Abstract
The patients with end-stage renal disease on maintenance hemodialysis occasionally develop serious concomitant diseases which require hospitalization. The incidence of psychosis seems to be slightly increased in patients on maintenance hemodialysis. One hemodialysis patient with recurrence of atypical psychosis was admitted to a psychiatric ward. We encountered great difficulty in making arrangements for admission to a general hospital with both an isolation ward for psychotic patients and a hemodialysis center. The patient was finally admitted to a professional psychiatric hospital located one hour by car from our hospital, and hemodialysis treatment was carried out at the out-patient clinic in our hospital. Two nursing staff accompanied him on the way to and from our hospital.

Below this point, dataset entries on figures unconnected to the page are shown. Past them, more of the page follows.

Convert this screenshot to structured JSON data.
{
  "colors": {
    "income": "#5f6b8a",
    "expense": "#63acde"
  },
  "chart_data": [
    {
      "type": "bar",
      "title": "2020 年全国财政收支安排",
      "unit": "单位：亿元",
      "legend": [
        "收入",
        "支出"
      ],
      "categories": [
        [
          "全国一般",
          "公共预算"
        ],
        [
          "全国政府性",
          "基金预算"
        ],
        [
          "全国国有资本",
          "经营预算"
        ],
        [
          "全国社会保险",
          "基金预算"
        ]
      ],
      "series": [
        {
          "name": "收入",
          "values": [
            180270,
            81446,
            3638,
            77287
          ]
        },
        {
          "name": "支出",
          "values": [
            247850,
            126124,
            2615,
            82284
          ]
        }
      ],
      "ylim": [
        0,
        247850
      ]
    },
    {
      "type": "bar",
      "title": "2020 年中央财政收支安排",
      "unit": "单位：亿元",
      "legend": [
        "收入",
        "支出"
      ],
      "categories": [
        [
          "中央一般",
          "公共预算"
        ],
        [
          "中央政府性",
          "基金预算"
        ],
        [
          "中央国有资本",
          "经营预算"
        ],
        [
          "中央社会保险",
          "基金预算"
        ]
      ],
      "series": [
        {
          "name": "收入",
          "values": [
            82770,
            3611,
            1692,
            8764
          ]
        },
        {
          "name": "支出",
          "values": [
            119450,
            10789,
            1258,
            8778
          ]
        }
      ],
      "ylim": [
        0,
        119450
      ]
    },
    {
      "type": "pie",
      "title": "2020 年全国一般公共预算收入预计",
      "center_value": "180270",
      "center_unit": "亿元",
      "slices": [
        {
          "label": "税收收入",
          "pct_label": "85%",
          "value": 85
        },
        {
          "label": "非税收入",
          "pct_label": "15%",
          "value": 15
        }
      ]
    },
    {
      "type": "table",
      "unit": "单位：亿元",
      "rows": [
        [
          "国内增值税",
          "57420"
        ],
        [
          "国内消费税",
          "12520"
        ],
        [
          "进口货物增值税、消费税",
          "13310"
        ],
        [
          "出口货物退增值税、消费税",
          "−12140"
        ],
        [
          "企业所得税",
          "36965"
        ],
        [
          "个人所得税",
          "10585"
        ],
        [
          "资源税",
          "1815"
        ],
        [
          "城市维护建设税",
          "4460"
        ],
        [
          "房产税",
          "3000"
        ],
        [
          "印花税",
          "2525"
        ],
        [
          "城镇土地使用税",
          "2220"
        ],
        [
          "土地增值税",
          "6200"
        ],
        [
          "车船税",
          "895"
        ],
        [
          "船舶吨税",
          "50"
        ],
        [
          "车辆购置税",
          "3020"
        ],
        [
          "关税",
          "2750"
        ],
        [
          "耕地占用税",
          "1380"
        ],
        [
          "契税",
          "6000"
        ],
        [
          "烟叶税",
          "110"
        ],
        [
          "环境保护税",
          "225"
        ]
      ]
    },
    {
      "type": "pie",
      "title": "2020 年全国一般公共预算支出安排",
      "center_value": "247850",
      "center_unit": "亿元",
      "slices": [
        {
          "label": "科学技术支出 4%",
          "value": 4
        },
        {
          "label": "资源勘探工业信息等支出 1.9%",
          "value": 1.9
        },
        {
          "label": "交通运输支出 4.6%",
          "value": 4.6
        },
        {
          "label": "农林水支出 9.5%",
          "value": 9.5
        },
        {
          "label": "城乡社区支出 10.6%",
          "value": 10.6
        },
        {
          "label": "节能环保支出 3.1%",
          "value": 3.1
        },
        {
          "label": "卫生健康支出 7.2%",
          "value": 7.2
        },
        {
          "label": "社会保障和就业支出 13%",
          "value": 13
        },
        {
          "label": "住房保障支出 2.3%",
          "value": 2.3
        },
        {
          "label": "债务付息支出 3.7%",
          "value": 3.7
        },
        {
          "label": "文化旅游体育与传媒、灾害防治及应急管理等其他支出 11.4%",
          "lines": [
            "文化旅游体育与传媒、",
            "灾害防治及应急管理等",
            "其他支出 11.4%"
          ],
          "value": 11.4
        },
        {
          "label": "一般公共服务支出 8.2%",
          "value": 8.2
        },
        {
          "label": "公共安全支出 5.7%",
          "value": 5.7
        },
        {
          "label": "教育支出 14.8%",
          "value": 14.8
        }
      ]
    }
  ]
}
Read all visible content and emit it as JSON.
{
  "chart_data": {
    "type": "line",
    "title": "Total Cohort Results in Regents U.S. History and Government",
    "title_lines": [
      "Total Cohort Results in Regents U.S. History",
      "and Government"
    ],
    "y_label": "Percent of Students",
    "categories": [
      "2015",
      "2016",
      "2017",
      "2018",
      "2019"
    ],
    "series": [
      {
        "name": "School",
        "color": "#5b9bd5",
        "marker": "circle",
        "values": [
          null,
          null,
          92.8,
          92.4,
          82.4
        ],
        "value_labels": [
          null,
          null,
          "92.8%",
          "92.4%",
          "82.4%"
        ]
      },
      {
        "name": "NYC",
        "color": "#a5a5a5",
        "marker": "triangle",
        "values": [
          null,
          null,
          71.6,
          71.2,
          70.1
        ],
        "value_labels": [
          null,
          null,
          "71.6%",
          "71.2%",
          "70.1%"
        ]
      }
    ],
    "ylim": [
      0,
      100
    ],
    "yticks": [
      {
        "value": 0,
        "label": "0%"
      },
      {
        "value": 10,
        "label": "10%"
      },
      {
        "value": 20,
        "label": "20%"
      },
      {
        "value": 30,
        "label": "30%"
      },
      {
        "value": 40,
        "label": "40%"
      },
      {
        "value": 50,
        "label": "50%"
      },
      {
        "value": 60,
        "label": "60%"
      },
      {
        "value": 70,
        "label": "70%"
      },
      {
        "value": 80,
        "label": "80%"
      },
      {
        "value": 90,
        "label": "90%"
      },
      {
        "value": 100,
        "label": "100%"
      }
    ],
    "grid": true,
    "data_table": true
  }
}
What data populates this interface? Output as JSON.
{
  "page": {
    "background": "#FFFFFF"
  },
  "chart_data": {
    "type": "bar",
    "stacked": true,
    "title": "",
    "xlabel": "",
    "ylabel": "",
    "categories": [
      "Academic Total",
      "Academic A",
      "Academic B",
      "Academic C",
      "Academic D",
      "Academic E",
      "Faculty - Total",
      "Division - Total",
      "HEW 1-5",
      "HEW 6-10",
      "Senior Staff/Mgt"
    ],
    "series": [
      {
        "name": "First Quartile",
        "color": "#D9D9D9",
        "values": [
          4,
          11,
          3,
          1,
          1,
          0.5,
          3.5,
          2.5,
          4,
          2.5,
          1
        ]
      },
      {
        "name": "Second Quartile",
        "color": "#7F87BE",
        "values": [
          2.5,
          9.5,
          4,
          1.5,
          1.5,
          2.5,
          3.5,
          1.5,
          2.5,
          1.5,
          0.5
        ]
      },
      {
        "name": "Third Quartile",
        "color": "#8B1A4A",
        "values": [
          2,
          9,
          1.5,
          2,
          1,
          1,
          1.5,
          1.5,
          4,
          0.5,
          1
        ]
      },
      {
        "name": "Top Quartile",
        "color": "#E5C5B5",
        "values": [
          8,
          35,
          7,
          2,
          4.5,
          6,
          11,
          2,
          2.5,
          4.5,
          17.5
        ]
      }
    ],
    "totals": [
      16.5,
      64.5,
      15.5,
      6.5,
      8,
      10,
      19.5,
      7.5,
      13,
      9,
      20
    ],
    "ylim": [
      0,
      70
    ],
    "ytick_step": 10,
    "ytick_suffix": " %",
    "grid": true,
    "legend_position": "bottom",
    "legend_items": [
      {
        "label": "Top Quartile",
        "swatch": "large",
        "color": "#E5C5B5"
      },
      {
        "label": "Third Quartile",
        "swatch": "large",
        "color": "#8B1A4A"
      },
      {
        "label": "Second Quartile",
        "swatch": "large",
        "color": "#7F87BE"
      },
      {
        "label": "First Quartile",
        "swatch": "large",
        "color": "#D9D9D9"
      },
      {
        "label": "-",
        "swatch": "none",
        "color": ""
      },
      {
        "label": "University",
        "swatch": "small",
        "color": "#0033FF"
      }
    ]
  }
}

A questionnaire surveying the circumstances of hospitalization for patients with concomitant end-stage renal disease and psychosis was sent to all hemodialysis units in Aichi prefecture. The questionnaire inquired regarding the prevalence and type of psychoses encountered during the last one year, the inevitability of hospitalization, problems in the process of admission and the consequences, problems during hemodialysis treatment and nursing plans. Responses were collected from 72 (65%) of 111 hospitals. Among 4, 418 uremic patients, 62 patients (1.4%) with psychosis were enrolled in the analysis. The most common psychosis was manic-depressive illness (n=24), and the second most common was sizophrenia (n=14) and the third was senile dementia. Regarding age distribution in uremic patients with psychosis, the highest prevalence was found among those in their fifties. Hospitalization was indicated in 20 (32%) of 62 psychotic patients. Only five patients were admitted to a general hospital where professional treatment in a psychiatric ward and hemodialysis were both available in the same hospital. Fifteen (75%) of 20 patients had several problems in the process of admission. Six patients were admitted to professional psychiatric hospital, and had to be transported to other hospitals as outpatients for hemodialysis. Six other patients were admitted to ordinary wards in hospitals without professional psychiatric ward. The remaining three patients were not admitted to any hospital. Several nursing plans; isolation, sedation during hemodialysis, restriction, attendance by family and/or an exclusive nursing staff and so on, were necessary for safe hemodialysis treatment.
A regional network is urgently needed to provide optimal therapy for hemodialysis patients with serious complications including psychosis.